Harlow Fastech was to make its first installment to repay the loan on Feb. 1, 2022, but under a forbearance agreement approved by the RIFA board Monday, that first payment does not have to be made until Feb. 1, 2024.
The agreement is among the Danville, Pittsylvania County, Harlow Fastech and the Virginia Tobacco Commission.
RIFA board member Bob Warren, who chairs the Pittsylvania County Board of Supervisors, voted against the agreement because he does not want to extend the liability to the county’s government and its citizens.
“I believe that any company that enters into an agreement with RIFA, and thus Pittsylvania County and the City of Danville, should honor those agreements, just as RIFA will follow through with its end of the deal,” Warren said in a prepared statement. “I do not agree with granting the company an extra two years without reducing the county’s financial exposure.
According to the resolution, the forbearance would reduce the value of RIFA’s collateral securing the company’s performance under the loan.

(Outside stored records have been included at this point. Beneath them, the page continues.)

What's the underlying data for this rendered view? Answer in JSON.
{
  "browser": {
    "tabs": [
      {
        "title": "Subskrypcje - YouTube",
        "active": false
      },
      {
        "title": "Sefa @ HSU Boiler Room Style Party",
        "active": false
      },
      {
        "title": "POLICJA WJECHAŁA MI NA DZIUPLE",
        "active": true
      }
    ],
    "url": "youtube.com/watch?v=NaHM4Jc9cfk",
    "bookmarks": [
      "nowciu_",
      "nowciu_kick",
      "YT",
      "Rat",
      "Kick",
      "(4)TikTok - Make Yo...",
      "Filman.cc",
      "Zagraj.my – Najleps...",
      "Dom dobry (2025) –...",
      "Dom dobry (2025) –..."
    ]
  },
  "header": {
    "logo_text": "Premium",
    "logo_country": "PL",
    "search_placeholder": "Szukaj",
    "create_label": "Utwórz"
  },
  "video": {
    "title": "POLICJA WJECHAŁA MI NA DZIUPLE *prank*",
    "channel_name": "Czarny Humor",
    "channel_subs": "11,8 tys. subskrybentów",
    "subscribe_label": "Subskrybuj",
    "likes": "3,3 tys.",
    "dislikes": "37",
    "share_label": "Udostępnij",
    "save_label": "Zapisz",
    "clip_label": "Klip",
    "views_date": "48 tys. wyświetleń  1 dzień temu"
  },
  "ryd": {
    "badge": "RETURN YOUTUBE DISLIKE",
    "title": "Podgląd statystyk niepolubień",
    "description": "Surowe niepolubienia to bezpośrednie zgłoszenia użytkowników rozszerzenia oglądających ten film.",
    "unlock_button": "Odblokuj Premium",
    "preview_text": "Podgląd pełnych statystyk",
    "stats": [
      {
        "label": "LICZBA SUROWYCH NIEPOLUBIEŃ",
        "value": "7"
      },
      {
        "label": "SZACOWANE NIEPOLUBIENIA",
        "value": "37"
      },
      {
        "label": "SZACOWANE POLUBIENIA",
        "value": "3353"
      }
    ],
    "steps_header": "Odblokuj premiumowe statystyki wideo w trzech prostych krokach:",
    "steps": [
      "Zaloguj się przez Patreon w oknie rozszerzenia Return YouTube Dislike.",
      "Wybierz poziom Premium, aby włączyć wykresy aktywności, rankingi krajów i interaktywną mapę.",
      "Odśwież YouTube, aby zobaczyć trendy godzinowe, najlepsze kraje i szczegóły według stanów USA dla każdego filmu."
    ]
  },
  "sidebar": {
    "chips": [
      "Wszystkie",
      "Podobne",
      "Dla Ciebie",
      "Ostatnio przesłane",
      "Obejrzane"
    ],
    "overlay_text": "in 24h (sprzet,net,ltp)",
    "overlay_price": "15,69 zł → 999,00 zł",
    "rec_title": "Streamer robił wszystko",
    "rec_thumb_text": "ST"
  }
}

“The collateral is specialized equipment with a limited resale market,” the resolution states.
It’s depreciation would be about $250,000, according to the resolution.
“It does not make sense to renegotiate a deal that was already in place when that change does not include extra protection for the citizens of Pittsylvania County because the equipment will depreciate over the two years,” Warren said.
RIFA board member and Danville City Councilman Lee Vogler voted in favor of the resolution.
“The tobacco commission requested that we approve it,” Vogler said. “They thought it was the best course of action. The pandemic affected many companies adversely over the last year, so they’re working through some things. We want to try to help them be successful during their time here.”
The company promised to repay the commission the $630,000 in six semi-annual payments of $105,000 each, due on the first days of February and August, respectively.
The United Kingdom-based manufacturer announced in November 2018 that it would invest $8 million to build its first U.S. manufacturing plant in the Cyber Park and bring 49 jobs to the Dan River Region over five years.
The forbearance agreement will not affect the deadline Fastech must meet to meet its performance obligations, Bobe said. That deadline is Sept. 30, 2023.